Parler aux défunts
Laetitia se présente à la maison un après-midi pluvieux à Tahiti. Elle est impatiente de me rencontrer, son amie lui a dit beaucoup de bien de mes services. Je sens sa nervosité. Ses grands yeux explorent les détails de mon apparence. Je commence à être habituée à cette inquisition visuelle inconsciente, comme si les personnes cherchaient à détecter cette puissance dont ils ont entendu parler ou la source de cette magie qui opère quand ils consultent. Cela me serre le cœur, je m’appelle Céline et je suis une femme comme les autres…
Quand elle s’assoit, je cligne des yeux. Laetitia fait partie des personnes qui m’accordent naturellement leur confiance et je vois immédiatement en eux, comme un livre ouvert. Je vois des montagnes, des arbres, une campagne. Un esprit flotte. La jeune femme m’observe en silence. Elle sait que je vois. Elle se met à trembler intérieurement. L’émotion grandit. J’agite la tête et je soupire.
« Mais pourquoi veux-tu me parler jolie fleur ? Laetitia écarquille les yeux.

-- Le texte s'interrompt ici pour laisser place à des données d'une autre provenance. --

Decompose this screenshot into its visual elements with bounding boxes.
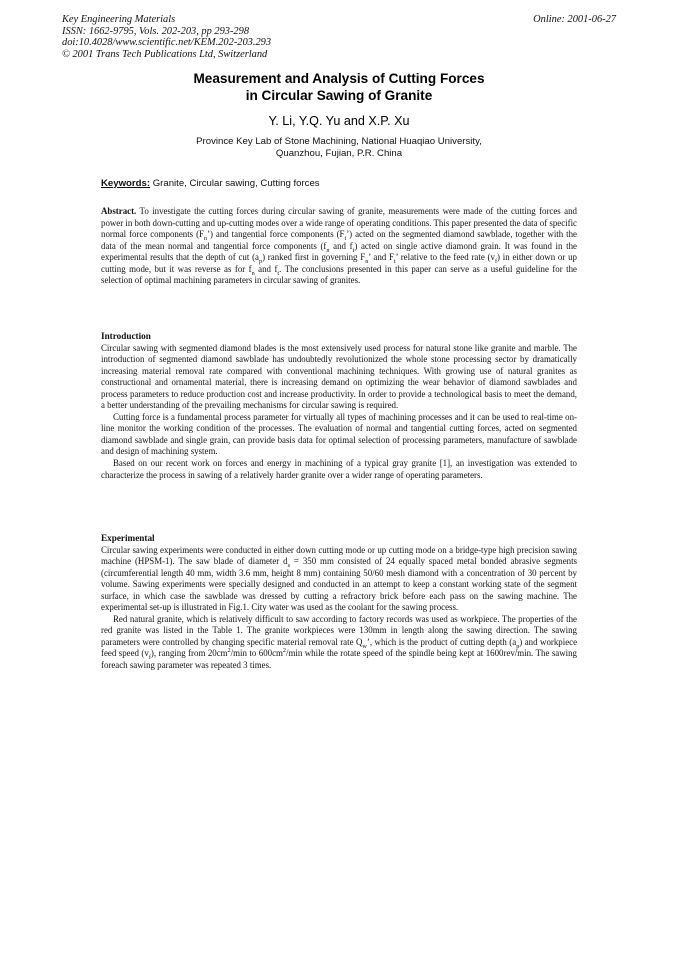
journal-name: Key Engineering Materials xyxy=(62,14,176,25)
affiliation-line-2: Quanzhou, Fujian, P.R. China xyxy=(275,148,403,160)
abstract-section xyxy=(101,206,577,287)
abstract-label: Abstract. xyxy=(101,206,137,216)
experimental-paragraph-2: Red natural granite, which is relatively difficult to saw according to factory records was used as workpiece. The properties of the red granite was listed in the Table 1. The granite workpieces were 130mm in length along the sawing direction. The sawing parameters were controlled by changing specific material removal rate $Q_w$’, which is the product of cutting depth $(a_p)$ and workpiece feed speed $(v_f)$, ranging from $20cm^2/\min$ to $600cm^2/\min$ while the rotate speed of the spindle being kept at 1600rev/min. The sawing foreach sawing parameter was repeated 3 times. xyxy=(101,613,578,671)
experimental-section xyxy=(101,533,577,672)
affiliation-line-1: Province Key Lab of Stone Machining, National Huaqiao University, xyxy=(196,136,482,147)
title-line-1: Measurement and Analysis of Cutting Forces xyxy=(193,71,485,86)
doi-line: doi:10.4028/www.scientific.net/KEM.202-203.293 xyxy=(62,37,272,49)
keywords-text: Granite, Circular sawing, Cutting forces xyxy=(150,178,320,189)
introduction-paragraph-1: Circular sawing with segmented diamond blades is the most extensively used process for natural stone like granite and marble. The introduction of segmented diamond sawblade has undoubtedly revolutionized the whole stone processing sector by dramatically increasing material removal rate compared with conventional machining techniques. With growing use of natural granites as constructional and ornamental material, there is increasing demand on optimizing the wear behavior of diamond sawblades and process parameters to reduce production cost and increase productivity. In order to provide a technological basis to meet the demand, a better understanding of the prevailing mechanisms for circular sawing is required. xyxy=(101,342,577,411)
journal-meta xyxy=(62,14,271,60)
keywords-label: Keywords: xyxy=(101,178,151,189)
title-line-2: in Circular Sawing of Granite xyxy=(245,88,433,103)
introduction-paragraph-3: Based on our recent work on forces and energy in machining of a typical gray granite [1], an investigation was extended to characterize the process in sawing of a relatively harder granite over a wider range of operating parameters. xyxy=(101,458,577,480)
introduction-section xyxy=(101,331,577,481)
author-list: Y. Li, Y.Q. Yu and X.P. Xu xyxy=(268,114,410,128)
paper-title xyxy=(80,70,598,104)
copyright-line: © 2001 Trans Tech Publications Ltd, Switzerland xyxy=(62,48,268,60)
keywords xyxy=(101,178,320,189)
experimental-heading: Experimental xyxy=(101,533,155,543)
introduction-paragraph-2: Cutting force is a fundamental process parameter for virtually all types of machining processes and it can be used to real-time on-line monitor the working condition of the processes. The evaluation of normal and tangential cutting forces, acted on segmented diamond sawblade and single grain, can provide basis data for optimal selection of processing parameters, manufacture of sawblade and design of machining system. xyxy=(101,411,577,457)
abstract-paragraph: Abstract. To investigate the cutting forces during circular sawing of granite, measurements were made of the cutting forces and power in both down-cutting and up-cutting modes over a wide range of operating conditions. This paper presented the data of specific normal force components $(F_n’)$ and tangential force components $(F_t’)$ acted on the segmented diamond sawblade, together with the data of the mean normal and tangential force components ($f_n$ and $f_t$) acted on single active diamond grain. It was found in the experimental results that the depth of cut $(a_p)$ ranked first in governing $F_n$’ and $F_t$’ relative to the feed rate $(v_f)$ in either down or up cutting mode, but it was reverse as for $f_n$ and $f_t$. The conclusions presented in this paper can serve as a useful guideline for the selection of optimal machining parameters in circular sawing of granites. xyxy=(101,206,577,286)
introduction-heading: Introduction xyxy=(101,331,151,341)
online-date: Online: 2001-06-27 xyxy=(533,14,616,25)
issn-line: ISSN: 1662-9795, Vols. 202-203, pp 293-298 xyxy=(62,25,250,37)
experimental-paragraph-1: Circular sawing experiments were conducted in either down cutting mode or up cutting mode on a bridge-type high precision sawing machine (HPSM-1). The saw blade of diameter $d_s = 350$ mm consisted of 24 equally spaced metal bonded abrasive segments (circumferential length 40 mm, width 3.6 mm, height 8 mm) containing 50/60 mesh diamond with a concentration of 30 percent by volume. Sawing experiments were specially designed and conducted in an attempt to keep a constant working state of the segment surface, in which case the sawblade was dressed by cutting a refractory brick before each pass on the sawing machine. The experimental set-up is illustrated in Fig.1. City water was used as the coolant for the sawing process. xyxy=(101,544,577,613)
affiliation xyxy=(80,136,598,161)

- C’est mon grand-père, c’est ça ? Il est là n’est-ce pas ?
- Il vous appelait jolie fleur ?
- Oui. Et quand vous avez parlé, vous avez bougé la main comme il le faisait toujours.
- Ah. Et alors, que voulez-vous demander à votre grand-père ?
Laetitia me confie l’histoire de sa famille. Elle a bossé son intergénérationnel. Elle balaye les problèmes de terre, l’orgueil corse, l’héritage de la guerre, la médecine qu’elle pratique. Elle s’en veut d’être partie. Elle se sentait étouffée par leurs histoires. Mais son grand-père… Son grand-père, c’était son roc. Il est décédé, elle était à Tahiti. Elle n’a pas pu le revoir avant sa mort. Elle commence à pleure avec tristesse. Le grand-père apparait enfin. Un bonhomme tout bougon qui cache sa sensibilité. A ce moment, un oiseau passe près de nous. Laetitia comprend et elle se reprend.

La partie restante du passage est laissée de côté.